RIO DE JANEIRO (AP) — Every day, billions of people depend on wild flora and fauna for food, medicine and energy. But a new United Nations-backed report says overexploitation, climate change, pollution and deforestation are driving a million species to extinction.
The report by the Intergovernmental Science-Policy Platform on Biodiversity and Ecosystem Services — or IPBES — said Friday that the earth is on track to lose 12% of its wild tree species, over a thousand wild mammal species, if humanity encourages sustainable use of the Nature does not improve and almost 450 species of sharks and rays, among other irreparable damage.
Humans routinely use about 50,000 wild species, and one in five of the world’s 7.9 billion people depends on these species for food and income, the report said. 1 in 3 people rely on firewood for cooking, and the number is even higher in Africa.
“It’s important that these uses are sustainable because you need them to be there for your children and grandchildren. So when wild species use becomes unsustainable, it’s bad for the species, the ecosystem and people,” Marla R. Emery, the report’s vice chair, told The Associated Press.
Beyond the bleak picture, the report also provides recommendations for policymakers and examples for the sustainable use of wildlife. A key issue should be securing property rights for indigenous and local peoples who have historically used wild species sustainably, the report says.
According to the study, indigenous peoples occupy around 38,000,000 square kilometers (14,600,000 sq mi) of land in 87 countries, which is about 40% of terrestrial protected areas.
“Your countries tend to do better than other countries when it comes to sustainability. And the common thread is the ability to continue to engage with common practices,” said Emery, who is also a researcher with the US Forest Service.
Emery argued that it is important to secure national and international systems, such as education, that encourage the preservation of indigenous languages, as it gives older members the opportunity to transmit traditional knowledge about sustainable practices to new generations.
One example of good practice is fishing for arapaima, one of the world’s largest freshwater fish, in the Brazilian Amazon, Jean-Marc Fromentin, the report’s co-chair, told AP.

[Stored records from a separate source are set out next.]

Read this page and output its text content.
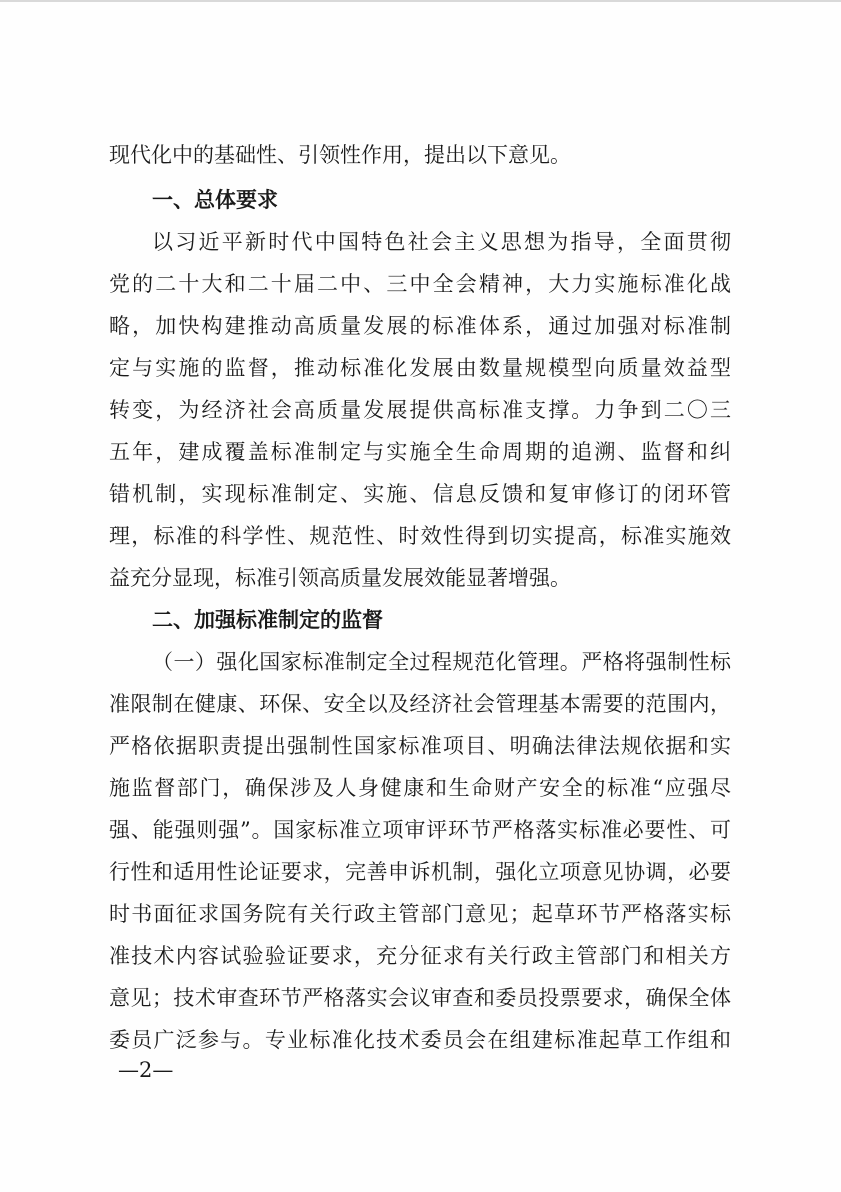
现代化中的基础性、引领性作用，提出以下意见。
一、总体要求
以习近平新时代中国特色社会主义思想为指导，全面贯彻
党的二十大和二十届二中、三中全会精神，大力实施标准化战
略，加快构建推动高质量发展的标准体系，通过加强对标准制
定与实施的监督，推动标准化发展由数量规模型向质量效益型
转变，为经济社会高质量发展提供高标准支撑。力争到二〇三
五年，建成覆盖标准制定与实施全生命周期的追溯、监督和纠
错机制，实现标准制定、实施、信息反馈和复审修订的闭环管
理，标准的科学性、规范性、时效性得到切实提高，标准实施效
益充分显现，标准引领高质量发展效能显著增强。
二、加强标准制定的监督
（一）强化国家标准制定全过程规范化管理。严格将强制性标
准限制在健康、环保、安全以及经济社会管理基本需要的范围内，
严格依据职责提出强制性国家标准项目、明确法律法规依据和实
施监督部门，确保涉及人身健康和生命财产安全的标准“应强尽
强、能强则强”。国家标准立项审评环节严格落实标准必要性、可
行性和适用性论证要求，完善申诉机制，强化立项意见协调，必要
时书面征求国务院有关行政主管部门意见；起草环节严格落实标
准技术内容试验验证要求，充分征求有关行政主管部门和相关方
意见；技术审查环节严格落实会议审查和委员投票要求，确保全体
委员广泛参与。专业标准化技术委员会在组建标准起草工作组和
—2—
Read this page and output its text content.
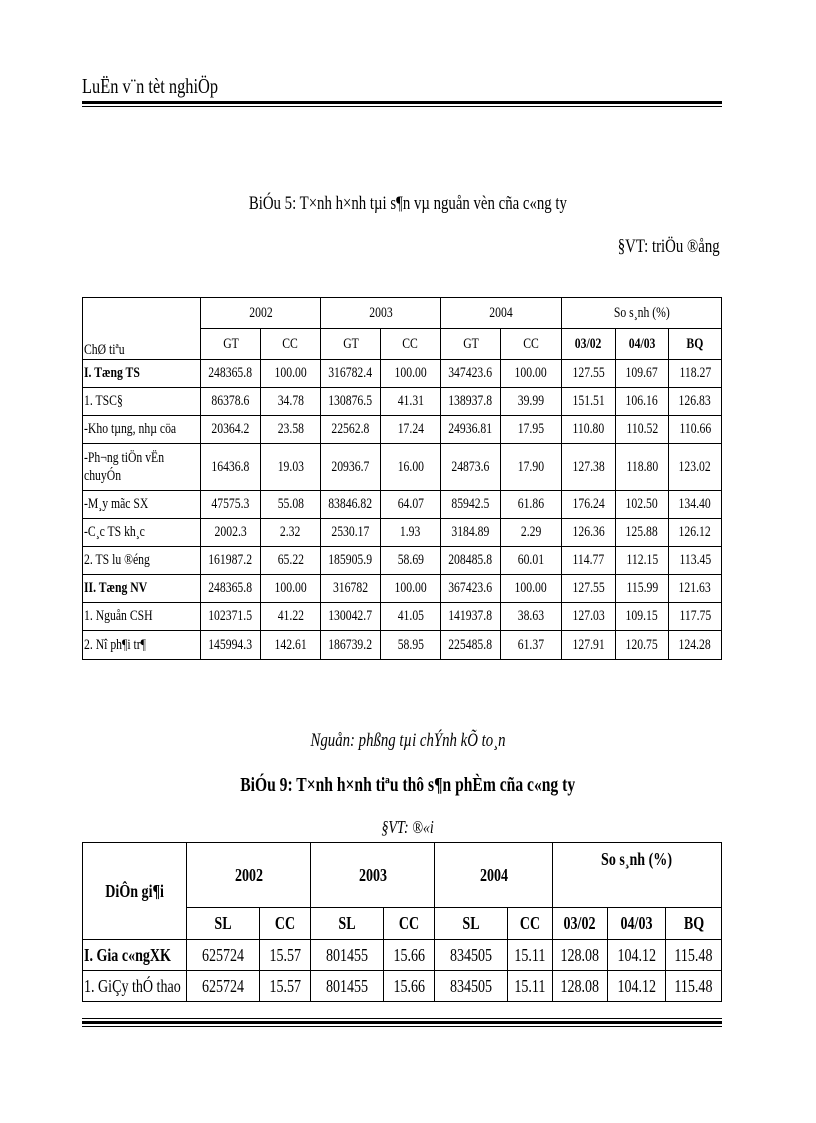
LuËn v¨n tèt nghiÖp
BiÓu 5: T×nh h×nh tµi s¶n vµ nguån vèn cña c«ng ty
§VT: triÖu ®ång
ChØ tiªu	2002		2003		2004		So s¸nh (%)		
	GT	CC	GT	CC	GT	CC	03/02	04/03	BQ
I. Tæng TS	248365.8	100.00	316782.4	100.00	347423.6	100.00	127.55	109.67	118.27
1. TSC§	86378.6	34.78	130876.5	41.31	138937.8	39.99	151.51	106.16	126.83
-Kho tµng, nhµ cöa	20364.2	23.58	22562.8	17.24	24936.81	17.95	110.80	110.52	110.66
-Ph¬ng tiÖn vËn chuyÓn	16436.8	19.03	20936.7	16.00	24873.6	17.90	127.38	118.80	123.02
-M¸y mãc SX	47575.3	55.08	83846.82	64.07	85942.5	61.86	176.24	102.50	134.40
-C¸c TS kh¸c	2002.3	2.32	2530.17	1.93	3184.89	2.29	126.36	125.88	126.12
2. TS lu ®éng	161987.2	65.22	185905.9	58.69	208485.8	60.01	114.77	112.15	113.45
II. Tæng NV	248365.8	100.00	316782	100.00	367423.6	100.00	127.55	115.99	121.63
1. Nguån CSH	102371.5	41.22	130042.7	41.05	141937.8	38.63	127.03	109.15	117.75
2. Nî ph¶i tr¶	145994.3	142.61	186739.2	58.95	225485.8	61.37	127.91	120.75	124.28
Nguån: phßng tµi chÝnh kÕ to¸n
BiÓu 9: T×nh h×nh tiªu thô s¶n phÈm cña c«ng ty
§VT: ®«i
DiÔn gi¶i	2002		2003		2004		So s¸nh (%)		
	SL	CC	SL	CC	SL	CC	03/02	04/03	BQ
I. Gia c«ngXK	625724	15.57	801455	15.66	834505	15.11	128.08	104.12	115.48
1. GiÇy thÓ thao	625724	15.57	801455	15.66	834505	15.11	128.08	104.12	115.48
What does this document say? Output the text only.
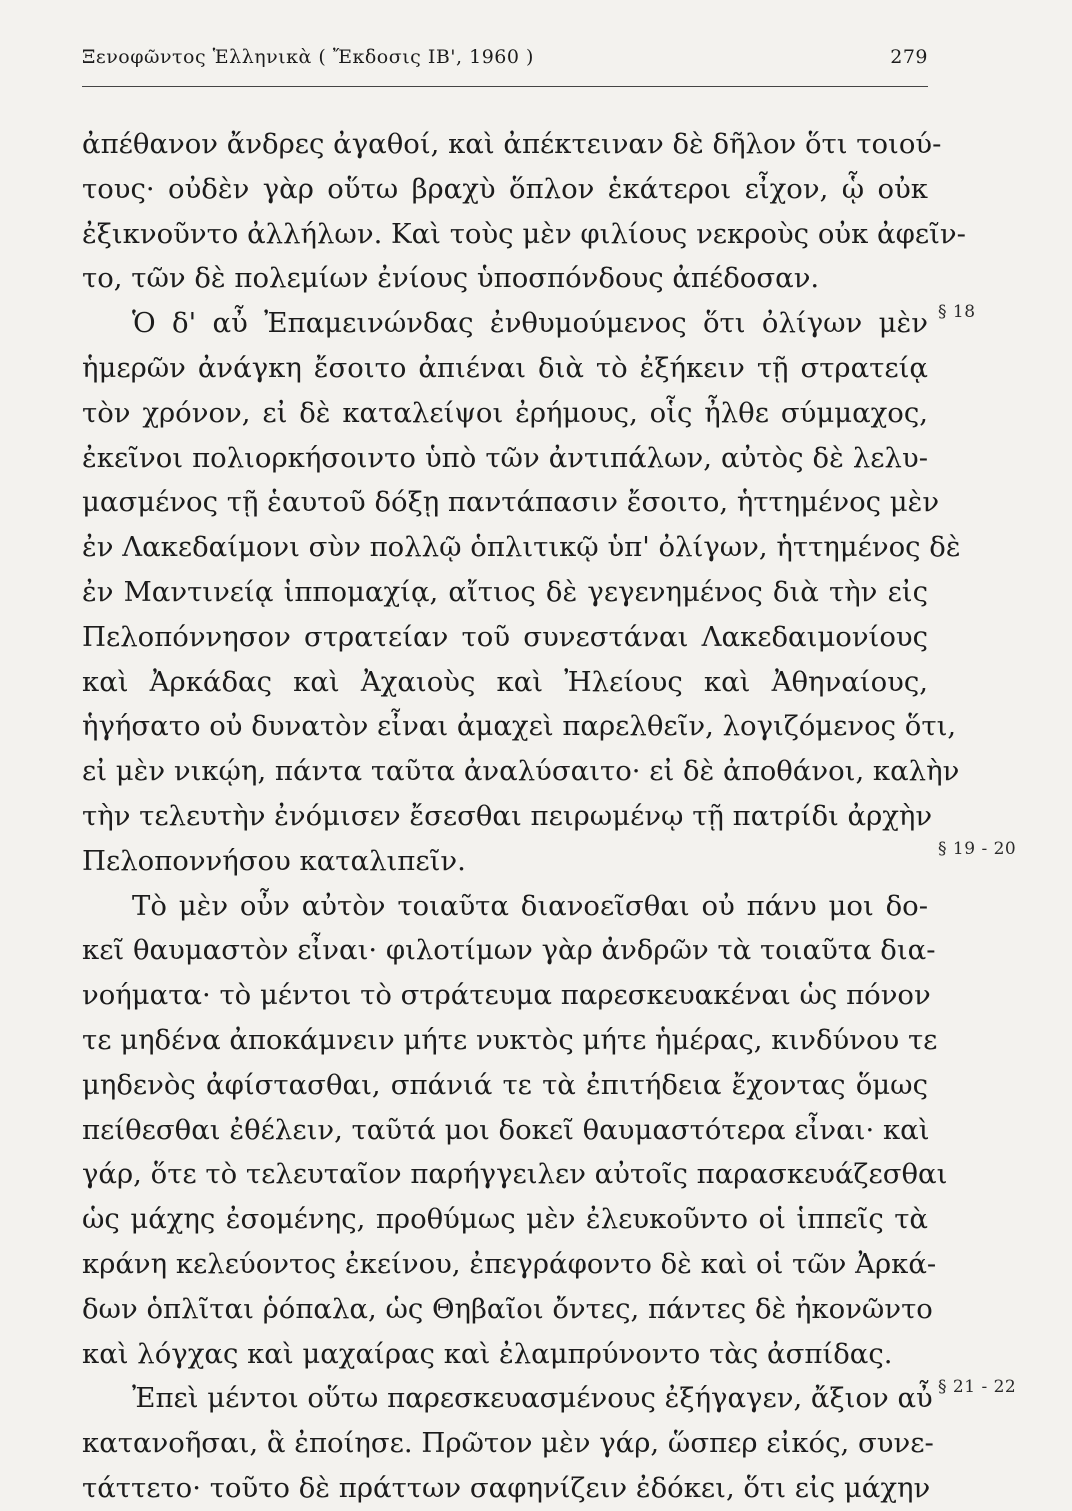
Ξενοφῶντος Ἑλληνικὰ ( Ἔκδοσις ΙΒ', 1960 )	279
ἀπέθανον ἄνδρες ἀγαθοί, καὶ ἀπέκτειναν δὲ δῆλον ὅτι τοιού-
τους· οὐδὲν γὰρ οὕτω βραχὺ ὅπλον ἑκάτεροι εἶχον, ᾧ οὐκ
ἐξικνοῦντο ἀλλήλων. Καὶ τοὺς μὲν φιλίους νεκροὺς οὐκ ἀφεῖν-
το, τῶν δὲ πολεμίων ἐνίους ὑποσπόνδους ἀπέδοσαν.
Ὁ δ' αὖ Ἐπαμεινώνδας ἐνθυμούμενος ὅτι ὀλίγων μὲν
ἡμερῶν ἀνάγκη ἔσοιτο ἀπιέναι διὰ τὸ ἐξήκειν τῇ στρατείᾳ
τὸν χρόνον, εἰ δὲ καταλείψοι ἐρήμους, οἷς ἦλθε σύμμαχος,
ἐκεῖνοι πολιορκήσοιντο ὑπὸ τῶν ἀντιπάλων, αὐτὸς δὲ λελυ-
μασμένος τῇ ἑαυτοῦ δόξῃ παντάπασιν ἔσοιτο, ἡττημένος μὲν
ἐν Λακεδαίμονι σὺν πολλῷ ὁπλιτικῷ ὑπ' ὀλίγων, ἡττημένος δὲ
ἐν Μαντινείᾳ ἱππομαχίᾳ, αἴτιος δὲ γεγενημένος διὰ τὴν εἰς
Πελοπόννησον στρατείαν τοῦ συνεστάναι Λακεδαιμονίους
καὶ Ἀρκάδας καὶ Ἀχαιοὺς καὶ Ἠλείους καὶ Ἀθηναίους,
ἡγήσατο οὐ δυνατὸν εἶναι ἀμαχεὶ παρελθεῖν, λογιζόμενος ὅτι,
εἰ μὲν νικῴη, πάντα ταῦτα ἀναλύσαιτο· εἰ δὲ ἀποθάνοι, καλὴν
τὴν τελευτὴν ἐνόμισεν ἔσεσθαι πειρωμένῳ τῇ πατρίδι ἀρχὴν
Πελοποννήσου καταλιπεῖν.
Τὸ μὲν οὖν αὐτὸν τοιαῦτα διανοεῖσθαι οὐ πάνυ μοι δο-
κεῖ θαυμαστὸν εἶναι· φιλοτίμων γὰρ ἀνδρῶν τὰ τοιαῦτα δια-
νοήματα· τὸ μέντοι τὸ στράτευμα παρεσκευακέναι ὡς πόνον
τε μηδένα ἀποκάμνειν μήτε νυκτὸς μήτε ἡμέρας, κινδύνου τε
μηδενὸς ἀφίστασθαι, σπάνιά τε τὰ ἐπιτήδεια ἔχοντας ὅμως
πείθεσθαι ἐθέλειν, ταῦτά μοι δοκεῖ θαυμαστότερα εἶναι· καὶ
γάρ, ὅτε τὸ τελευταῖον παρήγγειλεν αὐτοῖς παρασκευάζεσθαι
ὡς μάχης ἐσομένης, προθύμως μὲν ἐλευκοῦντο οἱ ἱππεῖς τὰ
κράνη κελεύοντος ἐκείνου, ἐπεγράφοντο δὲ καὶ οἱ τῶν Ἀρκά-
δων ὁπλῖται ῥόπαλα, ὡς Θηβαῖοι ὄντες, πάντες δὲ ἠκονῶντο
καὶ λόγχας καὶ μαχαίρας καὶ ἐλαμπρύνοντο τὰς ἀσπίδας.
Ἐπεὶ μέντοι οὕτω παρεσκευασμένους ἐξήγαγεν, ἄξιον αὖ
κατανοῆσαι, ἃ ἐποίησε. Πρῶτον μὲν γάρ, ὥσπερ εἰκός, συνε-
τάττετο· τοῦτο δὲ πράττων σαφηνίζειν ἐδόκει, ὅτι εἰς μάχην
§ 18
§ 19 - 20
§ 21 - 22
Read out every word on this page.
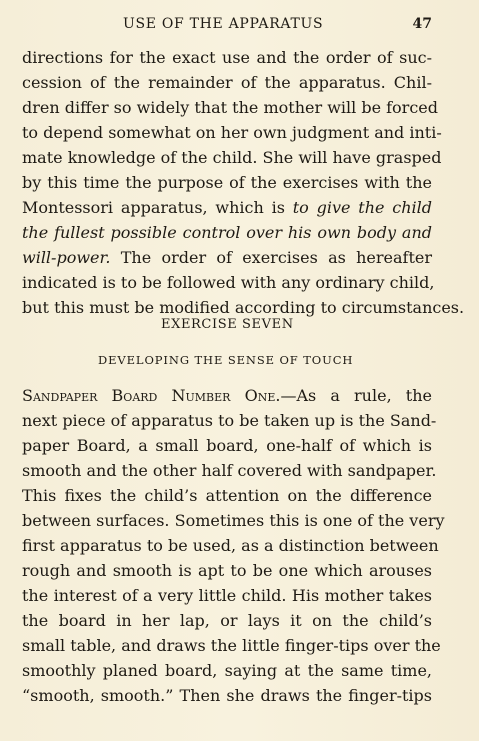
USE OF THE APPARATUS	47
directions for the exact use and the order of suc-
cession of the remainder of the apparatus. Chil-
dren differ so widely that the mother will be forced
to depend somewhat on her own judgment and inti-
mate knowledge of the child. She will have grasped
by this time the purpose of the exercises with the
Montessori apparatus, which is to give the child
the fullest possible control over his own body and
will-power. The order of exercises as hereafter
indicated is to be followed with any ordinary child,
but this must be modified according to circumstances.
EXERCISE SEVEN
DEVELOPING THE SENSE OF TOUCH
Sandpaper Board Number One.—As a rule, the
next piece of apparatus to be taken up is the Sand-
paper Board, a small board, one-half of which is
smooth and the other half covered with sandpaper.
This fixes the child’s attention on the difference
between surfaces. Sometimes this is one of the very
first apparatus to be used, as a distinction between
rough and smooth is apt to be one which arouses
the interest of a very little child. His mother takes
the board in her lap, or lays it on the child’s
small table, and draws the little finger-tips over the
smoothly planed board, saying at the same time,
“smooth, smooth.” Then she draws the finger-tips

“It was a step from an unsustainable to a sustainable situation,” Fromentin said. “Some communities in Brazil created community-based management and then called some scientists to learn more about the biology of the fish and set up an efficient monitoring system. It worked so well that the model spread to other communities and countries like Peru.”
Gregorio Mirabal, the head of the coordinator of the Amazon Basin’s indigenous organizations, who did not take part in the report, told the AP that there have already been several UN studies that emphasized the importance of biodiversity and the threats of climate change, but they did not bring about solutions.
The indigenous leader mentioned growing problems in the region, such as water pollution from mercury used in illegal mining and oil spills. In addition, those who oppose these practices face violence, such as B. the recent killing of an indigenous warrior in a mining area in Venezuela.
“There is an irrational exploitation of natural resources in the Amazon, but there is no social investment to improve the health, education, culture and nutrition of indigenous peoples,” Mirabal said.
The report was approved by representatives of the 139 member countries who met this week in Bonn, Germany. It involved dozens of experts, from scientists to holders of indigenous knowledge. IPBES is an independent intergovernmental body and is not part of the UN system, but is supported by the United Nations Environment Program and other bodies.